Roddam mentions that Mysore could produce better quality iron than England could at that time. Though this is a separate history, South India had developed high-carbon steel – called wootz steel – outside India (wootz is possibly derived from the Telegu word for steel, ukku). This was made using crucibles, and the resulting wootz balls were exported to Central and West Asia, from where they made their way to Europe. This is what gave rise to the famous Damascus blades, though similar blades were common in South India.
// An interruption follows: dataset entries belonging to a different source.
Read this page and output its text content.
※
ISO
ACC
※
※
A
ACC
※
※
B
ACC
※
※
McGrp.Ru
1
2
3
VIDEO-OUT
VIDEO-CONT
The story of high-carbon steel and its use in Sheffield is a separate story and not directly linked to the development of the Congreve rockets.
Congreve rockets were widely used by the British against France, both in the continent and in North America. Arthur Wellesley, later Duke Wellington and the victor in Waterloo, used rockets, as can be seen in pictures of the war painted at that time. As I have written earlier, Congreve's rockets were also used by the British against US forces in their Battle of Baltimore in 1812. The very first stanza of the US national anthem, the Star Spangled Banner, contains the lines:
And the rockets' red glare, the bombs bursting in air
Gave proof through the night that our flag was still there.
Not many people know that the rockets mentioned here refer specifically to the Congreve rockets. Francis Scott Key, who penned these lines, was an American prisoner on a British ship and witnessed the bombardment of Fort McHenry in Baltimore, and therefore these lines. Of course, the Star Spangled Banner also glories about "freemen", prescribing death to the slaves in the third stanza:
No refuge could save the hireling and slave
From the terror of flight, or the gloom of the grave.
It is because of the association of white supremacy and slavery with the Star-Spangled Banner that black American athletes kneel in protest when it is sung, refusing to honour it by standing up.
To end this story, when India's rocket man APJ Abdul Kalam was visiting NASA's Wallops Flight Facility, he discovered Tipu's pioneering contributions to rocketry. A painting of Tipu's use of rockets against the British is displayed in the main reception there. Real history is always more interesting than manufactured ones.